I know I’ve posted this before, but seriously, this is a message my kids need to hear.
With four kids in different grades, I like to combine lessons when I can to keep me sane-ish. Even when they aren’t combined, they are generally doing the same thing in a subject like math. For example, we use Math-U-See, so Mondays are worksheet A with mom, B on your own. But after that, they can skip to D if they have the concept or do C for more practice. Bulldozer did C yesterday while Satchmo did E. Today we have teary, “But he’s ahead of me!”, even though they’re not even in the same book or on the same lesson number.
Then Satchmo got upset that Bulldozer was ahead of him in handwriting, and Bulldozer got upset that Satchmo wanted to catch up. And I got upset that the coffee pot was empty.

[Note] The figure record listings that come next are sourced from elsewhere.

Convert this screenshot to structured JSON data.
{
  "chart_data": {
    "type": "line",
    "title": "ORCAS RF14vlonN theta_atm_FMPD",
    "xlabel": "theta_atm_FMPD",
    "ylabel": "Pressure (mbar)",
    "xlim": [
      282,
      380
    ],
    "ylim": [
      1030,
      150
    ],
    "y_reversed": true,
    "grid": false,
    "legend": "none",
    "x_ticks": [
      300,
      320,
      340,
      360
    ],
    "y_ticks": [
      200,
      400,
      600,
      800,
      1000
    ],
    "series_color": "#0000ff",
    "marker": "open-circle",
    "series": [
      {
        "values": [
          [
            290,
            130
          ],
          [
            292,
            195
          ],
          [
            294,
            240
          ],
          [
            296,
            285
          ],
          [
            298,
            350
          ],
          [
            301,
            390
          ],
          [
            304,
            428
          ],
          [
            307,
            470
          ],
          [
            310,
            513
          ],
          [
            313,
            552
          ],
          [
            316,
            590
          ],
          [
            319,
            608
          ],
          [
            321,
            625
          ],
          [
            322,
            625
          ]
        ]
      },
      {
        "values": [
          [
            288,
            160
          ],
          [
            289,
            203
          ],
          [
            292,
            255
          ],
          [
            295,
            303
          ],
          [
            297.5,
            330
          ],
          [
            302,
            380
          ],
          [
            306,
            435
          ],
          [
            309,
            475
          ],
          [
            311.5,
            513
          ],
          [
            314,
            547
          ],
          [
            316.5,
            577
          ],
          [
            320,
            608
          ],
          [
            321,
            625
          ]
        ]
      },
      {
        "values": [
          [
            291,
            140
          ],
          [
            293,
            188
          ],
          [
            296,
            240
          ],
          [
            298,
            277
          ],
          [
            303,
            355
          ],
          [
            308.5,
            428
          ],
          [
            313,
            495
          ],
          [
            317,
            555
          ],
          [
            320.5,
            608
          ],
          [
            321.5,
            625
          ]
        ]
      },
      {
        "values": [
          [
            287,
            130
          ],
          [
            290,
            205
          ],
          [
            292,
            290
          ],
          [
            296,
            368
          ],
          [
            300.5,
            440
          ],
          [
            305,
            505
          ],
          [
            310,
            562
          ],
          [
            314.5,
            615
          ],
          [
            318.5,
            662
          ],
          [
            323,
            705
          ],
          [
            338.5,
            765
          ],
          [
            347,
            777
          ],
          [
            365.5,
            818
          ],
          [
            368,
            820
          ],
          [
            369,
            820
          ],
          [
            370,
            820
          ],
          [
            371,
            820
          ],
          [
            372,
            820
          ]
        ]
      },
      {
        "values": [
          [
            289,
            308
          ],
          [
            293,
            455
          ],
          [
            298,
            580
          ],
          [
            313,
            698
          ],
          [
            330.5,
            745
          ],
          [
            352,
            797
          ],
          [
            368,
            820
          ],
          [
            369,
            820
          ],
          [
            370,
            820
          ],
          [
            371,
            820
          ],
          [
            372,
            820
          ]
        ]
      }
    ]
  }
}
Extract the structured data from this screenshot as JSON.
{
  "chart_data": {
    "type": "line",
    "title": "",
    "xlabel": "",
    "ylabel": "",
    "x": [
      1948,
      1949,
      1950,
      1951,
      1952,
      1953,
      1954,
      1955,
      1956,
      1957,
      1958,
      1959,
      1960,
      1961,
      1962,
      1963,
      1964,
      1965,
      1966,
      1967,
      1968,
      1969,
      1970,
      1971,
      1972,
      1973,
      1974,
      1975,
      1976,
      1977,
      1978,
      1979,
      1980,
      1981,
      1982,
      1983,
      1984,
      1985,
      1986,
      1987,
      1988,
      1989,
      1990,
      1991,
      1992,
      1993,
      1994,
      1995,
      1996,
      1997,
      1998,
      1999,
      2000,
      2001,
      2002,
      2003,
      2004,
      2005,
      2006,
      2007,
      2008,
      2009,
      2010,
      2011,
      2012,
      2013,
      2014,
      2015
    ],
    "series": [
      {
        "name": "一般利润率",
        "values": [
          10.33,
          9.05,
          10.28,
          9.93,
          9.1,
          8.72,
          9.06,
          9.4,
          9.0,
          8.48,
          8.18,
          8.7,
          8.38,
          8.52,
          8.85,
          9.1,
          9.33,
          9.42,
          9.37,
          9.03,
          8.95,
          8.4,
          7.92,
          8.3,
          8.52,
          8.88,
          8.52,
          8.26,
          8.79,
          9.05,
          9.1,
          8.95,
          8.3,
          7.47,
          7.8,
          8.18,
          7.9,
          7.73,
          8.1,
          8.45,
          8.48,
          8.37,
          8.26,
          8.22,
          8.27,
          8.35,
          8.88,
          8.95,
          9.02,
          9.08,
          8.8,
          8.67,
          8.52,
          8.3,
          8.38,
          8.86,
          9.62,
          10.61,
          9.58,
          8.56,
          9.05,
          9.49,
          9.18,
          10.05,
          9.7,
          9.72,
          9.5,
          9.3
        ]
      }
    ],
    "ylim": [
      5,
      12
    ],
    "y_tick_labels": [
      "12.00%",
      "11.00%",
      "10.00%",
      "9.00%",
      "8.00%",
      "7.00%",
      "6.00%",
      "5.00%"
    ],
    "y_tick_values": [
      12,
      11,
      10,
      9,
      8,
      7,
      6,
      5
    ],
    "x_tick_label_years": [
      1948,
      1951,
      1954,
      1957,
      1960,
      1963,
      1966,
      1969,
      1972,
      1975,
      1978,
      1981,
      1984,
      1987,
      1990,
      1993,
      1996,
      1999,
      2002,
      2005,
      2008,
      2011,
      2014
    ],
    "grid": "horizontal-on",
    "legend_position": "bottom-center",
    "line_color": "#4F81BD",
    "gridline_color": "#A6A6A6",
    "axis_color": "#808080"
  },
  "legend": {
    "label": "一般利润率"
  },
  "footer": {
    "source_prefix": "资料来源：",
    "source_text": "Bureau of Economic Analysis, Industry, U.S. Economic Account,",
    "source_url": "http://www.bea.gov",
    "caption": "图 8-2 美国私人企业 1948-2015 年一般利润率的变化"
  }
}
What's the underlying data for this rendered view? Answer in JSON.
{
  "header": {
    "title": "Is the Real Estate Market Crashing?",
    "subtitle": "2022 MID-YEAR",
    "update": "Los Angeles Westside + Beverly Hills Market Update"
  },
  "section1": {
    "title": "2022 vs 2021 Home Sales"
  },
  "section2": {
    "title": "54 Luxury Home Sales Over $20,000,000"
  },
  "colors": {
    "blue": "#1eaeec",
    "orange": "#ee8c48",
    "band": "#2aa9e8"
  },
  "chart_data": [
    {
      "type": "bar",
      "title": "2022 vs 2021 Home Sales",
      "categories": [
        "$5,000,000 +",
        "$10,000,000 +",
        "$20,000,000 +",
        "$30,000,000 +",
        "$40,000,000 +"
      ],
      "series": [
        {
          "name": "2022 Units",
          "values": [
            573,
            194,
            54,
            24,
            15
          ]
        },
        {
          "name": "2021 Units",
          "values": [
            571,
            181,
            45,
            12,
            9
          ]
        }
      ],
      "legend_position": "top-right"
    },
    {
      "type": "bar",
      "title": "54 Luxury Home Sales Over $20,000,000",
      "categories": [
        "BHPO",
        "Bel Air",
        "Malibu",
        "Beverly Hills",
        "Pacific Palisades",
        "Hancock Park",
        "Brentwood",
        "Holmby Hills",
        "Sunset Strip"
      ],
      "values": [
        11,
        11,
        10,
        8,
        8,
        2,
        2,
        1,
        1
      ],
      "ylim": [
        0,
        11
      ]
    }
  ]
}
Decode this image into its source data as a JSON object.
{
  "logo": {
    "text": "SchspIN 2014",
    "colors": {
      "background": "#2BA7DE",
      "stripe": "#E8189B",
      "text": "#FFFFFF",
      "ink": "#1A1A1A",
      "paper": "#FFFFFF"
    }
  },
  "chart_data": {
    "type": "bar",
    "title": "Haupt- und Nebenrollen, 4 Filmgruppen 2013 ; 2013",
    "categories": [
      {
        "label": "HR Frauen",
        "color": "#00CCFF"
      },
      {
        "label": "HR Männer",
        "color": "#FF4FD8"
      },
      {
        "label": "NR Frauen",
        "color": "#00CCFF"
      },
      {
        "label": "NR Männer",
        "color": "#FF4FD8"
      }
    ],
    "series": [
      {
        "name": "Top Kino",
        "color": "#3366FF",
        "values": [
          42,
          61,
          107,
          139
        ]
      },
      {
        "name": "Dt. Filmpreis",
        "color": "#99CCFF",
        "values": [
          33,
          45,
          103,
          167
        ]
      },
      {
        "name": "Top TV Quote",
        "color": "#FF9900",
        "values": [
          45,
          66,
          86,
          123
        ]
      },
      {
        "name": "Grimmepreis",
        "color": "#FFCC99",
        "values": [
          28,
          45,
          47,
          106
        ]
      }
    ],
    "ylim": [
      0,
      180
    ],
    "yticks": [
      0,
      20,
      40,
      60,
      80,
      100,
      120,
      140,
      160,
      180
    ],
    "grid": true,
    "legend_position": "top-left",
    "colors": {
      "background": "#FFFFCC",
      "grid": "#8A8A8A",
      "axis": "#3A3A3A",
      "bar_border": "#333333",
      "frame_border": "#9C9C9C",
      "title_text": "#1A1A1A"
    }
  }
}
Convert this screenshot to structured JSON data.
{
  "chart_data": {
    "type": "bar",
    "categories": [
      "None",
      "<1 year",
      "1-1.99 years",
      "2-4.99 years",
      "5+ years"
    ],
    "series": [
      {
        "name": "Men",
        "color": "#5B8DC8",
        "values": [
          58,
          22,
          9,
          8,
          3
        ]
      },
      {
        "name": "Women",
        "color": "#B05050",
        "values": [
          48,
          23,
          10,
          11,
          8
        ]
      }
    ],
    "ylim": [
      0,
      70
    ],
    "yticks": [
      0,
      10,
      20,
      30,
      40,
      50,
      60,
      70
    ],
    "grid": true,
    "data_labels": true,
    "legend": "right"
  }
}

I think a lot of this stems from the human tendency to be competitive, and I understand it. Sometimes I even use it to my advantage. (Mwahahaha!) Sometimes it comes from jealousy or envy or pride. It’s about measuring themselves against each other rather than measuring their own efforts and growth. Far too frequently, they spend more time obsessing over what their brother has or hasn’t done than doing their own work.
To repair the erectile dysfunction (ED) was a nightmare viagra online store for the millions of ED sufferers. Before the injection and use of glutathione, it should be removed after not more than important site cialis price no prescription 30 minutes. By the mid-30’s of typical US ladies, about 25% shop for viagra [that is 1 in 4] stay infertile. viagra prescription online Take note that Safed musli do not have tadalafil compound. The balance between academics and character formation and how those two things intertwine is always a challenge. Celebrate Calm posted this status today:
“We spend so much time teaching our kids academics. We fight over homework and get stressed over bad grades. School is important. It is. But it’s not the most important thing. I know a lot of very bright people with good jobs, but their relationships with their spouse or kids isn’t healthy…and they are absolutely miserable.
Are you slowing down life enough to teach and show your kids how to have healthy relationships? Relationships characterized by respect, healthy boundaries, emotional vulnerability, honesty and trust.
Your kids can google the periodic table. But they can’t use technology to handle conflict, show empathy or demonstrate self-respect. They can’t memorize how to solve problems creatively or work through messy situations with wisdom. Realign your priorities to focus on what’s most important.”
It’s a good reminder and a challenge to me to remember I’m not educating my kids so they’ll pass a test, but so they’ll be strong, loving men and women who live their lives boldly for the glory of God.
But seriously, they need to worry about themselves.
How do you deal with inappropriate competitiveness between your kids? Is duct tape a viable solution?